• Kyodo


Core private-sector machinery orders fell a seasonally adjusted 0.025 percent in July from the previous month, signalling that some companies are still reluctant to increase investment.

The orders, which exclude those for ships and from utilities due to their volatility, fell to ¥777.2 billion from ¥777.4 billion, marking the second consecutive month of decline, the Cabinet Office said Thursday.

Private-sector machinery orders are widely viewed as an indicator of future capital spending, and economists had forecasted an upturn this month.

Nevertheless, the government left its basic assessment — that orders are “picking up moderately” — unchanged.

A Cabinet Office official said the slight fall in July doesn’t suggest business investment will languish, because other data show that firms are eager to beef up spending with the economy “bouncing back.”

The effects of Prime Minister Shinzo Abe’s “Abenomics” program of drastic monetary easing, massive public spending and promises of serious structural reforms to promote growth, are rippling through the real economy, the official claimed.

Some analysts, however, are skeptical about whether companies will actively try to expand production capacity by building new factories or buying new equipment amid lingering uncertainty over the debt- and deflation-ridden economy, stagnant wages and the scheduled doubling of the consumption tax.

“The growth strategy has yet to be implemented in a full-fledged manner . . . and there is a risk that the planned sales tax hike next April will hurt the economy,” said Takeshi Minami, chief economist at the Norinchukin Research Institute.

“Capital spending is expected to gradually pick up, but it is unlikely to increase at an accelerated rate,” he said.

Orders from the manufacturing sector rose a seasonally adjusted 4.8 percent in July to ¥318.7 billion, up for the third consecutive month, while non-manufacturers’ orders were almost flat, up 0.019 percent to ¥462.4 billion after gyrating by two digits in the previous two months.

By industry, the pulp and paper sector contributed much of the growth.

The non-ferrous metal and steel sectors also boosted orders, but the transport equipment sector slid, the office said.

Overseas demand for Japanese machinery, an indicator of future exports, climbed 1.4 percent to ¥766.0 billion after a 16.7 percent plunge in June, it said.

But fears are growing that the April tax hike, along with stagnant wage growth, will make households and firms reluctant to spend, preventing the economy from halting nearly two decades of deflation.

Under legislation enacted last year, the first stage of the consumption tax hike is set to lift the rate to 8 percent from 5 percent next April in a bid to improve the country’s dire fiscal health, which is the worst among the industrialized economies.
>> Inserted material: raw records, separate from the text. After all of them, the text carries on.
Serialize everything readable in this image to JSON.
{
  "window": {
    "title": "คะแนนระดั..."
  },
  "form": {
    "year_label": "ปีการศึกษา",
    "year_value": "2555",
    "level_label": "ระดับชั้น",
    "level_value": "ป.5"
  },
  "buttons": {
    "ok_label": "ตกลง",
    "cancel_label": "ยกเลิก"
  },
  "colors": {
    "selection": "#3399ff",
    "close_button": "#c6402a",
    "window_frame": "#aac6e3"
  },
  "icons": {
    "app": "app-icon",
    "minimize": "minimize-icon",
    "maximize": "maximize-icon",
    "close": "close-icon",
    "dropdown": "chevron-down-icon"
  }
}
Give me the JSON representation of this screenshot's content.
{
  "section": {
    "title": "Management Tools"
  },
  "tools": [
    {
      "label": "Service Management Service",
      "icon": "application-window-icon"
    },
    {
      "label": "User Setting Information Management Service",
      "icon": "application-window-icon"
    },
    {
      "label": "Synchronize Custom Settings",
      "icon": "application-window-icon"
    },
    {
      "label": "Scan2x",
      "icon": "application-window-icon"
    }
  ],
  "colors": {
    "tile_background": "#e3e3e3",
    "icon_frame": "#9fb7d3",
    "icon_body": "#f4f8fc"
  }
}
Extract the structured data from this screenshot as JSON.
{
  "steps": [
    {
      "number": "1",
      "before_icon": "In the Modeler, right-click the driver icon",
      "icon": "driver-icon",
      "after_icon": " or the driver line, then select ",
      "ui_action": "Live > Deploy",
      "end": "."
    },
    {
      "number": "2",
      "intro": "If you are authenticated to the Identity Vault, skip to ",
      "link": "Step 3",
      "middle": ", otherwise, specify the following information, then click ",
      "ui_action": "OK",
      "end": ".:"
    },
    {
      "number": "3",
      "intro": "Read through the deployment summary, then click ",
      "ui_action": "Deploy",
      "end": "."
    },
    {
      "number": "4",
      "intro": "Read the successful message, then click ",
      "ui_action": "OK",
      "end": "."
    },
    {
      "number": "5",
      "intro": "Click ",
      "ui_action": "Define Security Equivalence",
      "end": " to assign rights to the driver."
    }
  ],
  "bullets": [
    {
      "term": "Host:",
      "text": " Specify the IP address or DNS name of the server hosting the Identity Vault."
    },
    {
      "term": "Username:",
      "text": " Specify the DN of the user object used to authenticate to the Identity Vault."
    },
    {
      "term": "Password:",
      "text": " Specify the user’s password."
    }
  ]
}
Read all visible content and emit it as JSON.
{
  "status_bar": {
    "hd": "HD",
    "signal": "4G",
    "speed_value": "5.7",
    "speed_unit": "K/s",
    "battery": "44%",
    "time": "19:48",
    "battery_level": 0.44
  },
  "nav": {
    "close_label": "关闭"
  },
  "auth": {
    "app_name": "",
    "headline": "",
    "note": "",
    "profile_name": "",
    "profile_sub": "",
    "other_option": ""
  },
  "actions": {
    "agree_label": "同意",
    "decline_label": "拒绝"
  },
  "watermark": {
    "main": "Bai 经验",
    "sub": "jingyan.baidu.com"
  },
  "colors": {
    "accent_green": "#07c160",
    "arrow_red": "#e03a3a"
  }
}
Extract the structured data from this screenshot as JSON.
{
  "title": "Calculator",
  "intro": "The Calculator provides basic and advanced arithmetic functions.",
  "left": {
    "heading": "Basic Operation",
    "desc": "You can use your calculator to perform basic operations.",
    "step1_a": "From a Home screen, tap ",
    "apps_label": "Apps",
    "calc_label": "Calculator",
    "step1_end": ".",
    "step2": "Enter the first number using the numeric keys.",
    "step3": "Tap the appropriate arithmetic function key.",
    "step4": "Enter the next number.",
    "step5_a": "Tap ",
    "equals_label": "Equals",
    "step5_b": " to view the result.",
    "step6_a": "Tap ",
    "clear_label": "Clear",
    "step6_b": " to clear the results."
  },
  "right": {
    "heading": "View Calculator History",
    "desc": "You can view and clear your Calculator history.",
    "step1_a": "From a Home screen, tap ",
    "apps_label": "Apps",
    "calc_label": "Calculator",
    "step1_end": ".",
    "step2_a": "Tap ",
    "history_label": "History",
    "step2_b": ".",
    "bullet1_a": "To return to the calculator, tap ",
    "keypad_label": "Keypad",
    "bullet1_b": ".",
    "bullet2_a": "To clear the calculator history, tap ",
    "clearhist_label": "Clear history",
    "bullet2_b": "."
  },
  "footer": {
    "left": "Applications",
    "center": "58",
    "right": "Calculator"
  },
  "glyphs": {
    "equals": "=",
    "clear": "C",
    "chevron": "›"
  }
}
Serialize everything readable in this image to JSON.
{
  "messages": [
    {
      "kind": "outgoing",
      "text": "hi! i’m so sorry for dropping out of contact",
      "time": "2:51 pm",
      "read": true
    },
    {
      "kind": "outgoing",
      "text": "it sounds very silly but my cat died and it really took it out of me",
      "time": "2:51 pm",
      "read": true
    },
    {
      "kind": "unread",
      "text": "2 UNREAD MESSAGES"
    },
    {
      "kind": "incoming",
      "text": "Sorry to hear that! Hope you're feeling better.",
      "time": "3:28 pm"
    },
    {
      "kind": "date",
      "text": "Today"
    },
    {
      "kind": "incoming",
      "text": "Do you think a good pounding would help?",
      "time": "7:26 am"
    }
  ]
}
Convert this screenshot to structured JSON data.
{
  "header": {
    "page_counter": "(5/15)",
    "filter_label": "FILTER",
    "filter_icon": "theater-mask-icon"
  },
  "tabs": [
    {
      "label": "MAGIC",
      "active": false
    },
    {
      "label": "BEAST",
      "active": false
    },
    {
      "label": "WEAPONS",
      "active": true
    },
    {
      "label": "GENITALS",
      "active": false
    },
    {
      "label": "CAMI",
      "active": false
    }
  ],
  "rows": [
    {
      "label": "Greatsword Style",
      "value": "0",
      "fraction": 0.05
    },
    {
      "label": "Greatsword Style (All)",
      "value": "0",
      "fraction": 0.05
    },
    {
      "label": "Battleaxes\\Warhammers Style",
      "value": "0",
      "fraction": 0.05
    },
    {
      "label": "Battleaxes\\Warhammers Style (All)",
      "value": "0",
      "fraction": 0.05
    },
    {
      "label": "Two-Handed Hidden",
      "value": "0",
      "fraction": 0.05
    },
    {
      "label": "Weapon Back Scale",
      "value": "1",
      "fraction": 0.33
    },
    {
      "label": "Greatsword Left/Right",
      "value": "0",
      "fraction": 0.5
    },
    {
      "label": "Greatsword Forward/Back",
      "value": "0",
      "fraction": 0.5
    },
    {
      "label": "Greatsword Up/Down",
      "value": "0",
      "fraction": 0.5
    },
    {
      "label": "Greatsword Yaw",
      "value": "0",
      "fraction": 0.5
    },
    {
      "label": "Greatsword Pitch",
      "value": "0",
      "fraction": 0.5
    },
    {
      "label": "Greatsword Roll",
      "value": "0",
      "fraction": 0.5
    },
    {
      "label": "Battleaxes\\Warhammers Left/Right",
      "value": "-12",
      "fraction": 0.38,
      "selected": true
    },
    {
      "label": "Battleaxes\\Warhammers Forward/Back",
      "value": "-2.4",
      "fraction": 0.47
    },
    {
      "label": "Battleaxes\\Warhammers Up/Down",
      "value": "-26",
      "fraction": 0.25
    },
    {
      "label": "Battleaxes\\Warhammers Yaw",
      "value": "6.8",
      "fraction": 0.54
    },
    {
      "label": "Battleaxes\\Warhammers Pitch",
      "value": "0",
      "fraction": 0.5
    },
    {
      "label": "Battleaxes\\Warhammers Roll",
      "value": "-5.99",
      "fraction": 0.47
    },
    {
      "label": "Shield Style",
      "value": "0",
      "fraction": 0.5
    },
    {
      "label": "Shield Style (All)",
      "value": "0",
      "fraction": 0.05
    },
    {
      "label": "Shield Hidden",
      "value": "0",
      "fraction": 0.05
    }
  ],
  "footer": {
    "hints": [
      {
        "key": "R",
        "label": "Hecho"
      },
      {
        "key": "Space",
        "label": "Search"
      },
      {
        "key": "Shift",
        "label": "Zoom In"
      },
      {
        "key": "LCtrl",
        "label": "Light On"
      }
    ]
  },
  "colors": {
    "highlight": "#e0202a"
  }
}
Abe is expected to go ahead with the hike next month.

Recent data have signaled business investment is on a recovery track, with the revised gross domestic product data released Monday by the Cabinet Office showing it rose 1.3 percent on quarter in the April-June period, marking the first growth in six quarters.

Large and smaller companies in all industries plan to augment capital spending by 9.1 percent in fiscal 2013 through next March over the previous year, a survey by the Finance Ministry said Wednesday.